I would describe it as something like a CAS version of a SIMD masked load on a u8
vector (I think we only need byte-level precision) -- we never even load the other bytes so if they are uninit it doesn't matter. That avoids having to talk about freeze
.
However, even then the implementation as a loop does not have the same liveness properties as the AM semantics: if one thread tries to do such a CAS while another thread constantly does atomic writes with random values to the same memory, then in the AM the first thread would be guaranteed to terminate. However, a loop-based implementation (even if we only introduce the loop in machine IR, entirely avoiding all optimization-related questions) could make the first thread loop forever.
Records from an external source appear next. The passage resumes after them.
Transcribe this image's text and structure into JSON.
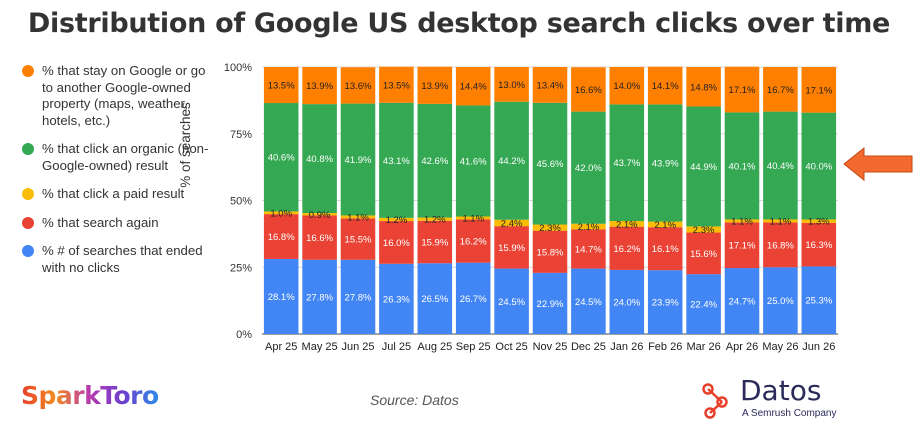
{
  "title": "Distribution of Google US desktop search clicks over time",
  "source": "Source: Datos",
  "brands": {
    "left_logo": "SparkToro",
    "right_logo": "Datos",
    "right_logo_sub": "A Semrush Company"
  },
  "legend": [
    {
      "label": "% that stay on Google or go to another Google-owned property (maps, weather, hotels, etc.)",
      "color": "#FF7F00"
    },
    {
      "label": "% that click an organic (non-Google-owned) result",
      "color": "#34A853"
    },
    {
      "label": "% that click a paid result",
      "color": "#FBBC04"
    },
    {
      "label": "% that search again",
      "color": "#EA4335"
    },
    {
      "label": "% # of searches that ended with no clicks",
      "color": "#4285F4"
    }
  ],
  "chart_data": {
    "type": "bar",
    "stacked": "percent",
    "ylabel": "% of searches",
    "ylim": [
      0,
      100
    ],
    "yticks": [
      "0%",
      "25%",
      "50%",
      "75%",
      "100%"
    ],
    "grid": true,
    "highlight": {
      "series": "% that click an organic (non-Google-owned) result",
      "marker": "orange arrow pointing at last bar"
    },
    "categories": [
      "Apr 25",
      "May 25",
      "Jun 25",
      "Jul 25",
      "Aug 25",
      "Sep 25",
      "Oct 25",
      "Nov 25",
      "Dec 25",
      "Jan 26",
      "Feb 26",
      "Mar 26",
      "Apr 26",
      "May 26",
      "Jun 26"
    ],
    "series": [
      {
        "name": "% # of searches that ended with no clicks",
        "color": "#4285F4",
        "values": [
          28.1,
          27.8,
          27.8,
          26.3,
          26.5,
          26.7,
          24.5,
          22.9,
          24.5,
          24.0,
          23.9,
          22.4,
          24.7,
          25.0,
          25.3
        ],
        "labels": [
          "28.1%",
          "27.8%",
          "27.8%",
          "26.3%",
          "26.5%",
          "26.7%",
          "24.5%",
          "22.9%",
          "24.5%",
          "24.0%",
          "23.9%",
          "22.4%",
          "24.7%",
          "25.0%",
          "25.3%"
        ]
      },
      {
        "name": "% that search again",
        "color": "#EA4335",
        "values": [
          16.8,
          16.6,
          15.5,
          16.0,
          15.9,
          16.2,
          15.9,
          15.8,
          14.7,
          16.2,
          16.1,
          15.6,
          17.1,
          16.8,
          16.3
        ],
        "labels": [
          "16.8%",
          "16.6%",
          "15.5%",
          "16.0%",
          "15.9%",
          "16.2%",
          "15.9%",
          "15.8%",
          "14.7%",
          "16.2%",
          "16.1%",
          "15.6%",
          "17.1%",
          "16.8%",
          "16.3%"
        ]
      },
      {
        "name": "% that click a paid result",
        "color": "#FBBC04",
        "values": [
          1.0,
          0.9,
          1.1,
          1.2,
          1.2,
          1.1,
          2.4,
          2.3,
          2.1,
          2.1,
          2.1,
          2.3,
          1.1,
          1.1,
          1.3
        ],
        "labels": [
          "1.0%",
          "0.9%",
          "1.1%",
          "1.2%",
          "1.2%",
          "1.1%",
          "2.4%",
          "2.3%",
          "2.1%",
          "2.1%",
          "2.1%",
          "2.3%",
          "1.1%",
          "1.1%",
          "1.3%"
        ]
      },
      {
        "name": "% that click an organic (non-Google-owned) result",
        "color": "#34A853",
        "values": [
          40.6,
          40.8,
          41.9,
          43.1,
          42.6,
          41.6,
          44.2,
          45.6,
          42.0,
          43.7,
          43.9,
          44.9,
          40.1,
          40.4,
          40.0
        ],
        "labels": [
          "40.6%",
          "40.8%",
          "41.9%",
          "43.1%",
          "42.6%",
          "41.6%",
          "44.2%",
          "45.6%",
          "42.0%",
          "43.7%",
          "43.9%",
          "44.9%",
          "40.1%",
          "40.4%",
          "40.0%"
        ]
      },
      {
        "name": "% that stay on Google or go to another Google-owned property (maps, weather, hotels, etc.)",
        "color": "#FF7F00",
        "values": [
          13.5,
          13.9,
          13.6,
          13.5,
          13.9,
          14.4,
          13.0,
          13.4,
          16.6,
          14.0,
          14.1,
          14.8,
          17.1,
          16.7,
          17.1
        ],
        "labels": [
          "13.5%",
          "13.9%",
          "13.6%",
          "13.5%",
          "13.9%",
          "14.4%",
          "13.0%",
          "13.4%",
          "16.6%",
          "14.0%",
          "14.1%",
          "14.8%",
          "17.1%",
          "16.7%",
          "17.1%"
        ]
      }
    ]
  }
}
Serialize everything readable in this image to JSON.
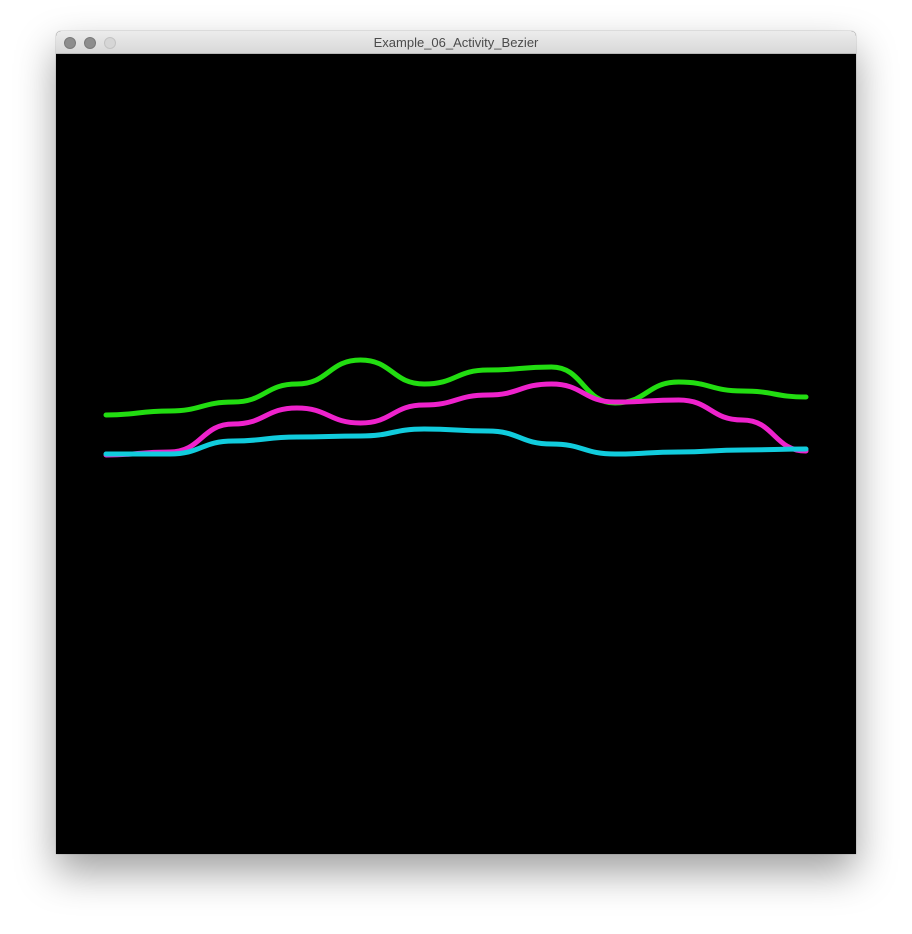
{
  "window": {
    "title": "Example_06_Activity_Bezier"
  },
  "colors": {
    "background": "#000000",
    "series_1": "#22dd11",
    "series_2": "#ee22cc",
    "series_3": "#11ccdd"
  },
  "chart_data": {
    "type": "line",
    "interpolation": "bezier",
    "grid": false,
    "legend": "none",
    "x": [
      0,
      1,
      2,
      3,
      4,
      5,
      6,
      7,
      8,
      9,
      10,
      11
    ],
    "xlim": [
      0,
      11
    ],
    "ylim": [
      0,
      800
    ],
    "series": [
      {
        "color": "#22dd11",
        "values": [
          439,
          443,
          452,
          470,
          494,
          470,
          484,
          487,
          451,
          472,
          463,
          457
        ]
      },
      {
        "color": "#ee22cc",
        "values": [
          399,
          402,
          430,
          446,
          431,
          449,
          459,
          470,
          452,
          454,
          434,
          403
        ]
      },
      {
        "color": "#11ccdd",
        "values": [
          400,
          400,
          413,
          417,
          418,
          425,
          423,
          410,
          400,
          402,
          404,
          405
        ]
      }
    ]
  }
}
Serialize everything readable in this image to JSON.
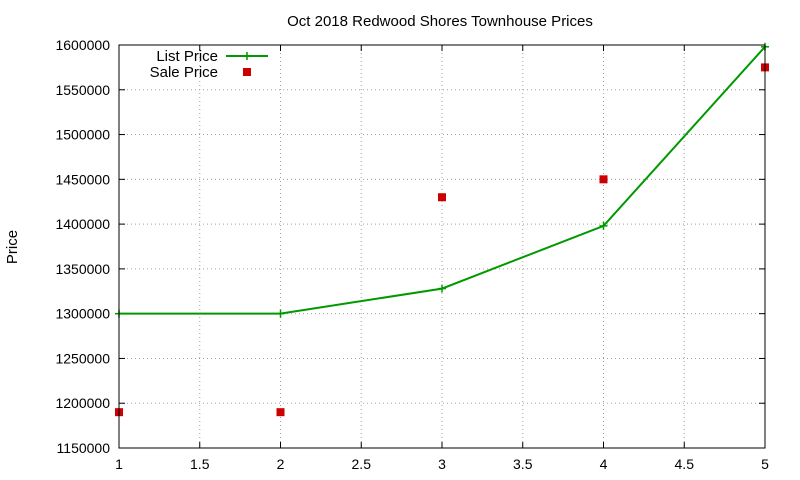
{
  "chart_data": {
    "type": "line",
    "title": "Oct 2018 Redwood Shores Townhouse Prices",
    "xlabel": "",
    "ylabel": "Price",
    "xlim": [
      1,
      5
    ],
    "ylim": [
      1150000,
      1600000
    ],
    "x_ticks": [
      1,
      1.5,
      2,
      2.5,
      3,
      3.5,
      4,
      4.5,
      5
    ],
    "y_ticks": [
      1150000,
      1200000,
      1250000,
      1300000,
      1350000,
      1400000,
      1450000,
      1500000,
      1550000,
      1600000
    ],
    "grid": true,
    "legend_position": "top-left",
    "series": [
      {
        "name": "List Price",
        "style": "linespoints",
        "marker": "plus",
        "color": "#009900",
        "x": [
          1,
          2,
          3,
          4,
          5
        ],
        "y": [
          1300000,
          1300000,
          1328000,
          1398000,
          1598000
        ]
      },
      {
        "name": "Sale Price",
        "style": "points",
        "marker": "square",
        "color": "#cc0000",
        "x": [
          1,
          2,
          3,
          4,
          5
        ],
        "y": [
          1190000,
          1190000,
          1430000,
          1450000,
          1575000
        ]
      }
    ]
  }
}
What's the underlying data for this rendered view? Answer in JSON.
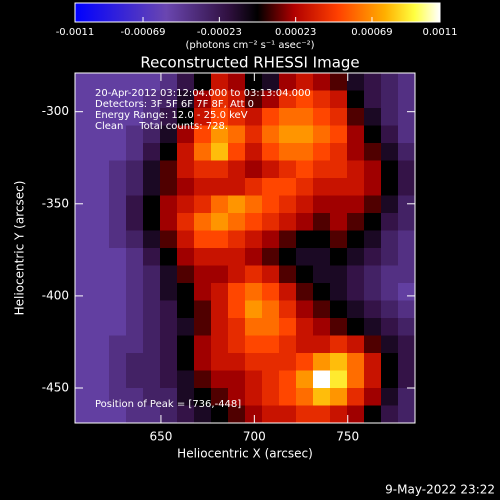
{
  "chart_data": {
    "type": "heatmap",
    "title": "Reconstructed RHESSI Image",
    "x_label": "Heliocentric X (arcsec)",
    "y_label": "Heliocentric Y (arcsec)",
    "colorbar_label": "(photons cm⁻² s⁻¹ asec⁻²)",
    "clim": [
      -0.0011,
      0.0011
    ],
    "cbar_ticks": [
      -0.0011,
      -0.00069,
      -0.00023,
      0.00023,
      0.00069,
      0.0011
    ],
    "colorscale": [
      [
        0,
        "#0000ff"
      ],
      [
        0.25,
        "#6a46b0"
      ],
      [
        0.42,
        "#301040"
      ],
      [
        0.5,
        "#000000"
      ],
      [
        0.6,
        "#b00000"
      ],
      [
        0.72,
        "#ff4000"
      ],
      [
        0.85,
        "#ffb000"
      ],
      [
        0.93,
        "#ffff40"
      ],
      [
        1,
        "#ffffff"
      ]
    ],
    "xlim": [
      604,
      786
    ],
    "ylim": [
      -469,
      -279
    ],
    "xticks": [
      650,
      700,
      750
    ],
    "yticks": [
      -300,
      -350,
      -400,
      -450
    ],
    "annotations": [
      "20-Apr-2012 03:12:04.000 to 03:13:04.000",
      "Detectors: 3F 5F 6F 7F 8F, Att 0",
      "Energy Range: 12.0 - 25.0 keV",
      "Clean     Total counts: 728."
    ],
    "peak_label": "Position of Peak = [736,-448]",
    "timestamp": "9-May-2022 23:22",
    "z": [
      [
        -0.0005,
        -0.0005,
        -0.0005,
        -0.0005,
        -0.0005,
        -0.0004,
        -0.0002,
        0,
        0.0003,
        0.0002,
        0,
        -0.0001,
        0.0002,
        0.0003,
        0.0002,
        0.0001,
        -0.0001,
        -0.0002,
        -0.0003,
        -0.0004
      ],
      [
        -0.0005,
        -0.0005,
        -0.0005,
        -0.0005,
        -0.0004,
        -0.0003,
        -0.0001,
        0.0002,
        0.0004,
        0.0003,
        0.0001,
        0.0002,
        0.0004,
        0.0005,
        0.0004,
        0.0003,
        0,
        -0.0002,
        -0.0003,
        -0.0004
      ],
      [
        -0.0005,
        -0.0005,
        -0.0005,
        -0.0005,
        -0.0004,
        -0.0002,
        0,
        0.0003,
        0.0005,
        0.0004,
        0.0003,
        0.0005,
        0.0006,
        0.0006,
        0.0005,
        0.0004,
        0.0001,
        -0.0001,
        -0.0003,
        -0.0004
      ],
      [
        -0.0005,
        -0.0005,
        -0.0005,
        -0.0004,
        -0.0003,
        -0.0001,
        0.0002,
        0.0005,
        0.0007,
        0.0006,
        0.0004,
        0.0006,
        0.0007,
        0.0007,
        0.0006,
        0.0005,
        0.0002,
        0,
        -0.0002,
        -0.0004
      ],
      [
        -0.0005,
        -0.0005,
        -0.0005,
        -0.0004,
        -0.0002,
        0,
        0.0003,
        0.0006,
        0.0008,
        0.0005,
        0.0003,
        0.0005,
        0.0006,
        0.0006,
        0.0005,
        0.0004,
        0.0002,
        0.0001,
        -0.0001,
        -0.0003
      ],
      [
        -0.0005,
        -0.0005,
        -0.0004,
        -0.0003,
        -0.0001,
        0.0001,
        0.0003,
        0.0004,
        0.0004,
        0.0003,
        0.0002,
        0.0003,
        0.0004,
        0.0005,
        0.0004,
        0.0004,
        0.0003,
        0.0002,
        0,
        -0.0002
      ],
      [
        -0.0005,
        -0.0005,
        -0.0004,
        -0.0003,
        -0.0001,
        0.0001,
        0.0002,
        0.0003,
        0.0003,
        0.0003,
        0.0004,
        0.0005,
        0.0005,
        0.0004,
        0.0003,
        0.0003,
        0.0003,
        0.0002,
        0,
        -0.0002
      ],
      [
        -0.0005,
        -0.0005,
        -0.0004,
        -0.0002,
        0,
        0.0002,
        0.0003,
        0.0004,
        0.0006,
        0.0007,
        0.0006,
        0.0005,
        0.0004,
        0.0003,
        0.0002,
        0.0002,
        0.0002,
        0.0001,
        -0.0001,
        -0.0003
      ],
      [
        -0.0005,
        -0.0005,
        -0.0004,
        -0.0002,
        0,
        0.0002,
        0.0004,
        0.0006,
        0.0007,
        0.0006,
        0.0005,
        0.0004,
        0.0003,
        0.0002,
        0.0001,
        0.0002,
        0.0001,
        0,
        -0.0002,
        -0.0003
      ],
      [
        -0.0005,
        -0.0005,
        -0.0004,
        -0.0003,
        -0.0001,
        0.0001,
        0.0003,
        0.0005,
        0.0005,
        0.0004,
        0.0003,
        0.0002,
        0.0001,
        0,
        0,
        0.0001,
        0,
        -0.0001,
        -0.0003,
        -0.0004
      ],
      [
        -0.0005,
        -0.0005,
        -0.0005,
        -0.0004,
        -0.0002,
        0,
        0.0002,
        0.0003,
        0.0003,
        0.0003,
        0.0002,
        0.0001,
        0,
        -0.0001,
        -0.0001,
        0,
        -0.0001,
        -0.0002,
        -0.0003,
        -0.0004
      ],
      [
        -0.0005,
        -0.0005,
        -0.0005,
        -0.0004,
        -0.0003,
        -0.0001,
        0.0001,
        0.0002,
        0.0002,
        0.0003,
        0.0004,
        0.0003,
        0.0001,
        0,
        -0.0001,
        -0.0001,
        -0.0002,
        -0.0003,
        -0.0004,
        -0.0004
      ],
      [
        -0.0005,
        -0.0005,
        -0.0005,
        -0.0004,
        -0.0003,
        -0.0001,
        0,
        0.0002,
        0.0003,
        0.0005,
        0.0006,
        0.0005,
        0.0003,
        0.0001,
        0,
        -0.0001,
        -0.0002,
        -0.0003,
        -0.0004,
        -0.0005
      ],
      [
        -0.0005,
        -0.0005,
        -0.0005,
        -0.0004,
        -0.0003,
        -0.0002,
        0,
        0.0001,
        0.0003,
        0.0005,
        0.0007,
        0.0006,
        0.0004,
        0.0002,
        0.0001,
        0,
        -0.0001,
        -0.0002,
        -0.0003,
        -0.0004
      ],
      [
        -0.0005,
        -0.0005,
        -0.0005,
        -0.0004,
        -0.0003,
        -0.0002,
        -0.0001,
        0.0001,
        0.0003,
        0.0004,
        0.0006,
        0.0006,
        0.0005,
        0.0003,
        0.0002,
        0.0001,
        0,
        -0.0001,
        -0.0002,
        -0.0003
      ],
      [
        -0.0005,
        -0.0005,
        -0.0004,
        -0.0004,
        -0.0003,
        -0.0002,
        0,
        0.0002,
        0.0003,
        0.0004,
        0.0005,
        0.0005,
        0.0004,
        0.0003,
        0.0003,
        0.0004,
        0.0003,
        0.0001,
        -0.0001,
        -0.0002
      ],
      [
        -0.0005,
        -0.0005,
        -0.0004,
        -0.0003,
        -0.0003,
        -0.0002,
        0,
        0.0002,
        0.0003,
        0.0003,
        0.0004,
        0.0004,
        0.0004,
        0.0005,
        0.0007,
        0.0008,
        0.0006,
        0.0003,
        0,
        -0.0002
      ],
      [
        -0.0005,
        -0.0005,
        -0.0004,
        -0.0003,
        -0.0003,
        -0.0002,
        -0.0001,
        0.0001,
        0.0002,
        0.0002,
        0.0003,
        0.0004,
        0.0005,
        0.0007,
        0.0011,
        0.0009,
        0.0006,
        0.0003,
        0,
        -0.0002
      ],
      [
        -0.0005,
        -0.0005,
        -0.0004,
        -0.0004,
        -0.0003,
        -0.0003,
        -0.0001,
        0,
        0.0001,
        0.0002,
        0.0003,
        0.0004,
        0.0005,
        0.0006,
        0.0008,
        0.0007,
        0.0004,
        0.0002,
        -0.0001,
        -0.0003
      ],
      [
        -0.0005,
        -0.0005,
        -0.0005,
        -0.0004,
        -0.0004,
        -0.0003,
        -0.0002,
        -0.0001,
        0,
        0.0001,
        0.0002,
        0.0003,
        0.0003,
        0.0004,
        0.0004,
        0.0003,
        0.0002,
        0,
        -0.0002,
        -0.0003
      ]
    ]
  }
}
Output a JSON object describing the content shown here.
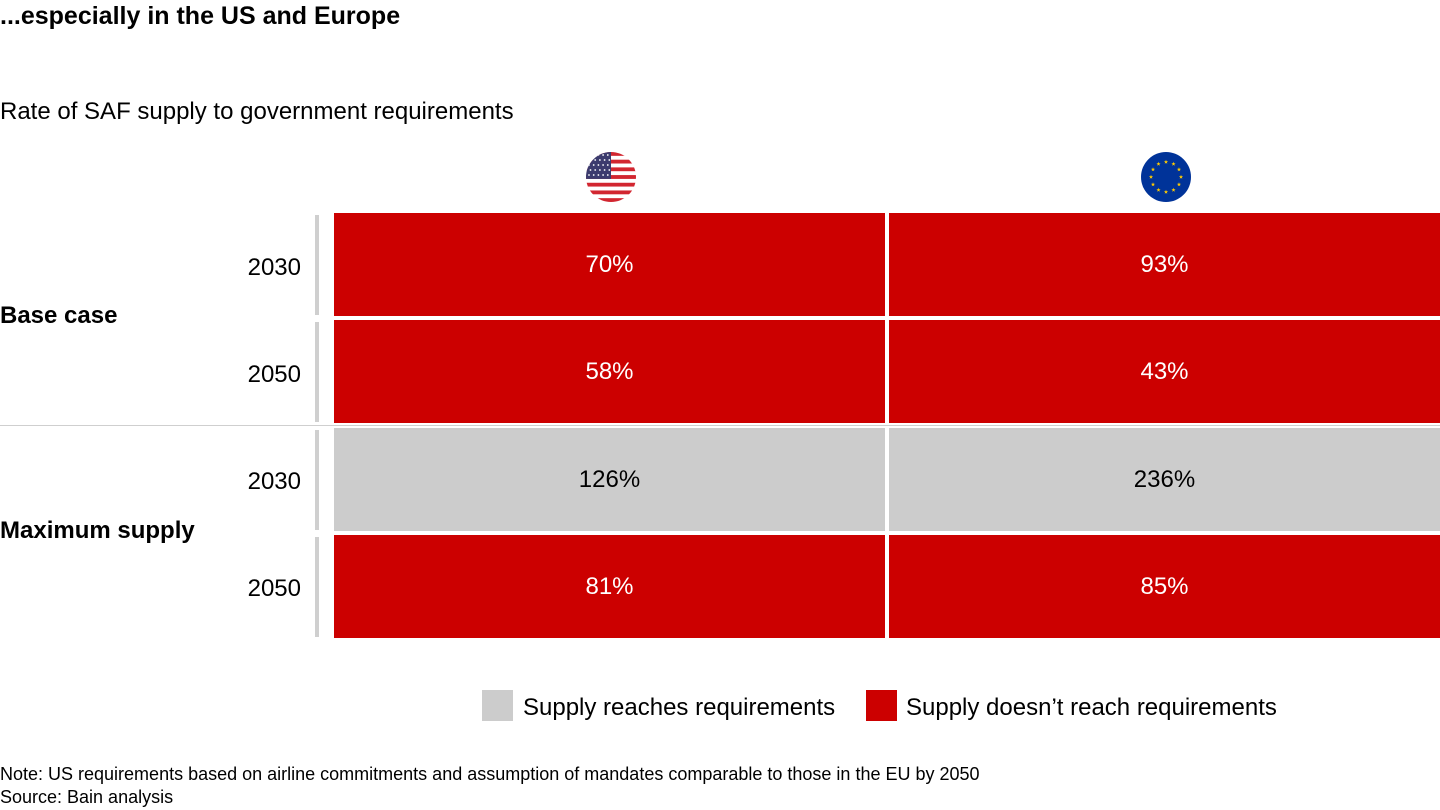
{
  "title": "...especially in the US and Europe",
  "subtitle": "Rate of SAF supply to government requirements",
  "colors": {
    "reaches": "#cccccc",
    "not_reaches": "#cc0000",
    "eu_blue": "#003399",
    "eu_star": "#ffcc00",
    "us_red": "#d22630",
    "us_blue": "#3c3b6e"
  },
  "columns": [
    {
      "name": "US",
      "icon": "us-flag-icon"
    },
    {
      "name": "EU",
      "icon": "eu-flag-icon"
    }
  ],
  "chart_data": {
    "type": "table",
    "title": "Rate of SAF supply to government requirements",
    "columns": [
      "US",
      "EU"
    ],
    "groups": [
      {
        "name": "Base case",
        "rows": [
          {
            "year": "2030",
            "values": [
              "70%",
              "93%"
            ],
            "status": [
              "not_reaches",
              "not_reaches"
            ]
          },
          {
            "year": "2050",
            "values": [
              "58%",
              "43%"
            ],
            "status": [
              "not_reaches",
              "not_reaches"
            ]
          }
        ]
      },
      {
        "name": "Maximum supply",
        "rows": [
          {
            "year": "2030",
            "values": [
              "126%",
              "236%"
            ],
            "status": [
              "reaches",
              "reaches"
            ]
          },
          {
            "year": "2050",
            "values": [
              "81%",
              "85%"
            ],
            "status": [
              "not_reaches",
              "not_reaches"
            ]
          }
        ]
      }
    ]
  },
  "legend": {
    "reaches": "Supply reaches requirements",
    "not_reaches": "Supply doesn’t reach requirements"
  },
  "note": "Note: US requirements based on airline commitments and assumption of mandates comparable to those in the EU by 2050",
  "source": "Source: Bain analysis"
}
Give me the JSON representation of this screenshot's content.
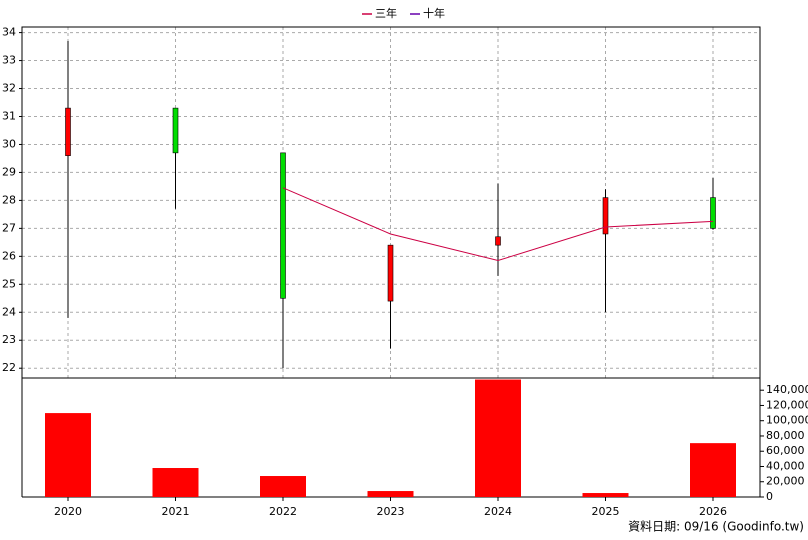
{
  "chart_data": {
    "type": "candlestick",
    "categories": [
      "2020",
      "2021",
      "2022",
      "2023",
      "2024",
      "2025",
      "2026"
    ],
    "open": [
      29.6,
      31.3,
      29.7,
      24.4,
      26.4,
      26.8,
      28.1
    ],
    "high": [
      33.7,
      31.3,
      29.7,
      26.4,
      28.6,
      28.4,
      28.8
    ],
    "low": [
      23.8,
      27.7,
      22.0,
      22.7,
      25.3,
      24.0,
      26.95
    ],
    "close": [
      31.3,
      29.7,
      24.5,
      26.4,
      26.7,
      28.1,
      27.0
    ],
    "up_color": "#ff0000",
    "down_color": "#00dd00",
    "series": [
      {
        "name": "三年",
        "color": "#cc0044",
        "values": [
          null,
          null,
          28.45,
          26.8,
          25.85,
          27.05,
          27.25
        ]
      },
      {
        "name": "十年",
        "color": "#6600aa",
        "values": [
          null,
          null,
          null,
          null,
          null,
          null,
          null
        ]
      }
    ],
    "ylim": [
      21.65,
      34.2
    ],
    "yticks": [
      22,
      23,
      24,
      25,
      26,
      27,
      28,
      29,
      30,
      31,
      32,
      33,
      34
    ],
    "volume": {
      "values": [
        110000,
        38000,
        27500,
        7800,
        154000,
        5200,
        70600
      ],
      "color": "#ff0000",
      "ylim": [
        0,
        156000
      ],
      "yticks": [
        0,
        {
          "value": 20000,
          "label": "20,000"
        },
        {
          "value": 40000,
          "label": "40,000"
        },
        {
          "value": 60000,
          "label": "60,000"
        },
        {
          "value": 80000,
          "label": "80,000"
        },
        {
          "value": 100000,
          "label": "100,000"
        },
        {
          "value": 120000,
          "label": "120,000"
        },
        {
          "value": 140000,
          "label": "140,000"
        }
      ]
    },
    "grid": true,
    "footer": "資料日期: 09/16  (Goodinfo.tw)"
  }
}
IOW, this pseudocode would always terminate under AM semantics (assuming a fair scheduler), but the produced binary could fail to terminate:
static X;
static FLAG;
thread::scope(|s| {
s.spawn(|| {
do_a_masked_cas(&X);
set_flag(&FLAG);
});
s.spawn(|| {
while !get_flag(&FLAG) {
write_random(&X);
}
});
});
So no, this does not solve the liveness concerns.
Also, a static mask indicating which bytes to compare and which bytes to ignore would not suffice to permit CAS on enum
s with fields, as for them the padding mask depends on the enum discriminant.